In his 13th monthly report to the United Nations Security Council on Syria, Ban said a lack of accountability during the four-year civil war has also led to a rise in allegations of war crimes, crimes against humanity and other human rights abuses.

"While global attention is focused on the threat to regional and international peace and security which terrorist groups such as ISIL (Islamic State) and (al Qaeda's) Nusra Front pose, our focus must continue to be on how best to help and support the Syrian people," Ban said in the report, seen by Reuters.

Ban said more than 220,000 people have been killed since security forces cracked down on a pro-democracy movement in 2011, sparking an armed uprising. Some four million Syrians have fled the country and 7.6 million are internally displaced.

Extremist Islamist groups have exploited the chaos and complicated diplomatic efforts to end the conflict with Islamic State, declaring a caliphate in the swaths of territory it has seized in Syria and Iraq.

A U.S.-led alliance has been targeting Islamic State with air strikes in Iraq and Syria for some six months.

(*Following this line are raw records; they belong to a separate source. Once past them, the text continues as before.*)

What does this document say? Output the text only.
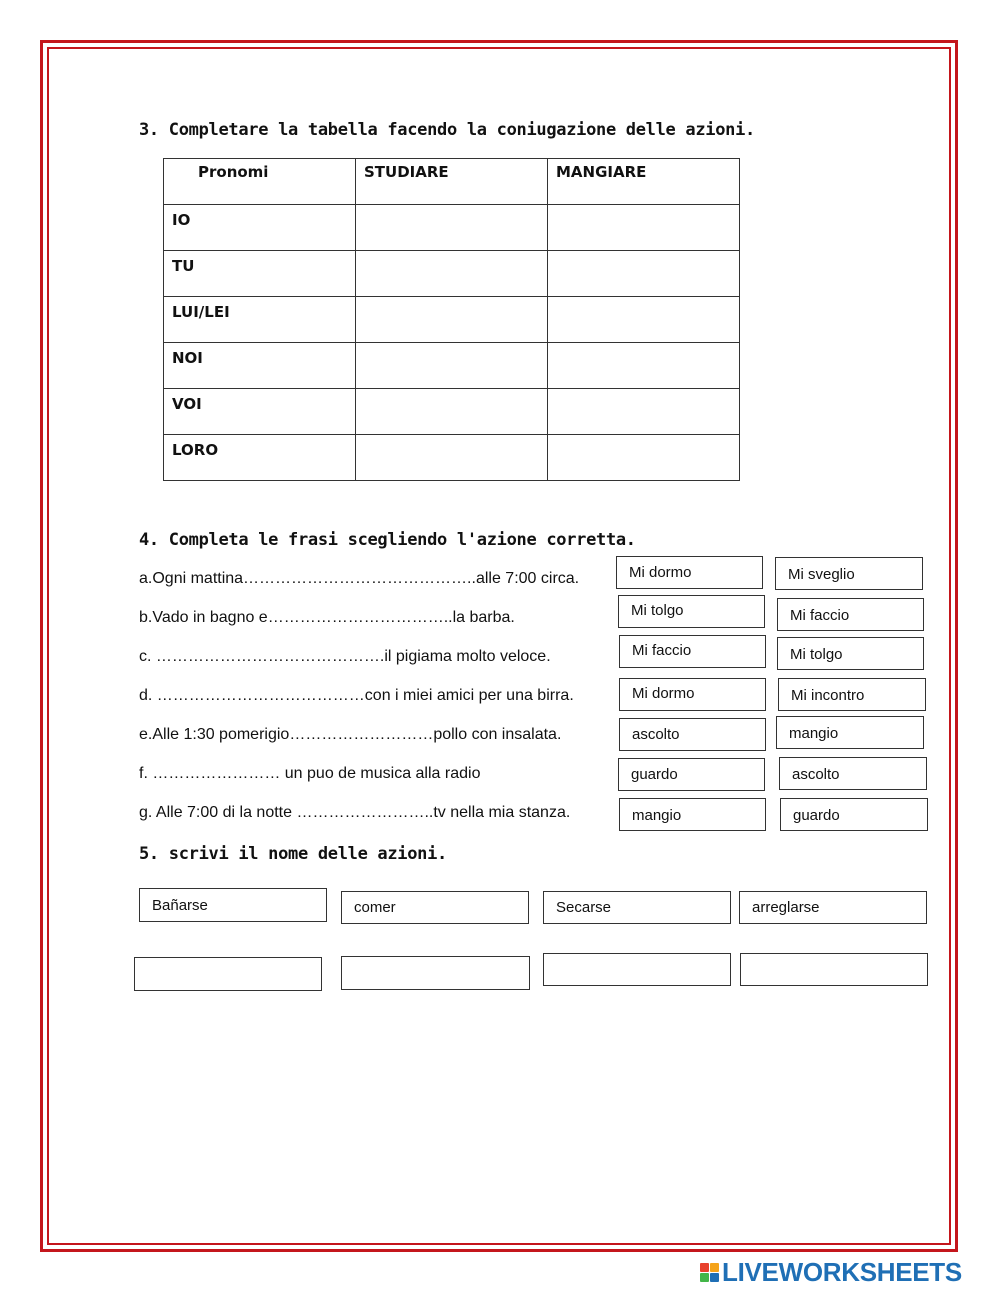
3. Completare la tabella facendo la coniugazione delle azioni.
Pronomi	STUDIARE	MANGIARE
IO		
TU		
LUI/LEI		
NOI		
VOI		
LORO		
4. Completa le frasi scegliendo l'azione corretta.
a.Ogni mattina……………………………………..alle 7:00 circa.
b.Vado in bagno e……………………………..la barba.
c. …………………………………….il pigiama molto veloce.
d. …………………………………con i miei amici per una birra.
e.Alle 1:30 pomerigio………………………pollo con insalata.
f. …………………… un puo de musica alla radio
g. Alle 7:00 di la notte ……………………..tv nella mia stanza.
Mi dormo
Mi tolgo
Mi faccio
Mi dormo
ascolto
guardo
mangio
Mi sveglio
Mi faccio
Mi tolgo
Mi incontro
mangio
ascolto
guardo
5. scrivi il nome delle azioni.
Bañarse	comer	Secarse	arreglarse
LIVEWORKSHEETS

Ban said delivery of aid was becoming more challenging due to "violence and insecurity, shifting conflict lines, deliberate interference by parties to the conflict ... and administrative procedures which constrain effective aid delivery."

While aid is reaching several million people, Ban said the situation for some 4.8 million people in hard-to-reach areas, especially 212,000 people in besieged areas, was of "grave concern," hospitals and schools are being attacked, and international aid funding has failed to keep pace with needs.

The United Nations is seeking some $8.4 billion to meet the humanitarian needs of the Syrian conflict in 2015, after only securing about half the funding it asked for in 2014. Ban said a pledging conference in Kuwait on March 31 would be crucial.

He said U.N. cross-border aid deliveries of food rations from Turkey and Jordan had reached more than four times as many people - some 771,000 - in the three months to end-February compared with the previous three months.

However, access to medical supplies and equipment "continued to be restricted by insecurity and constraints imposed on humanitarian operations by parties to the conflict."

Ban said many delivery requests were going unanswered by the government and surgical supplies were also being removed from convoys by security forces.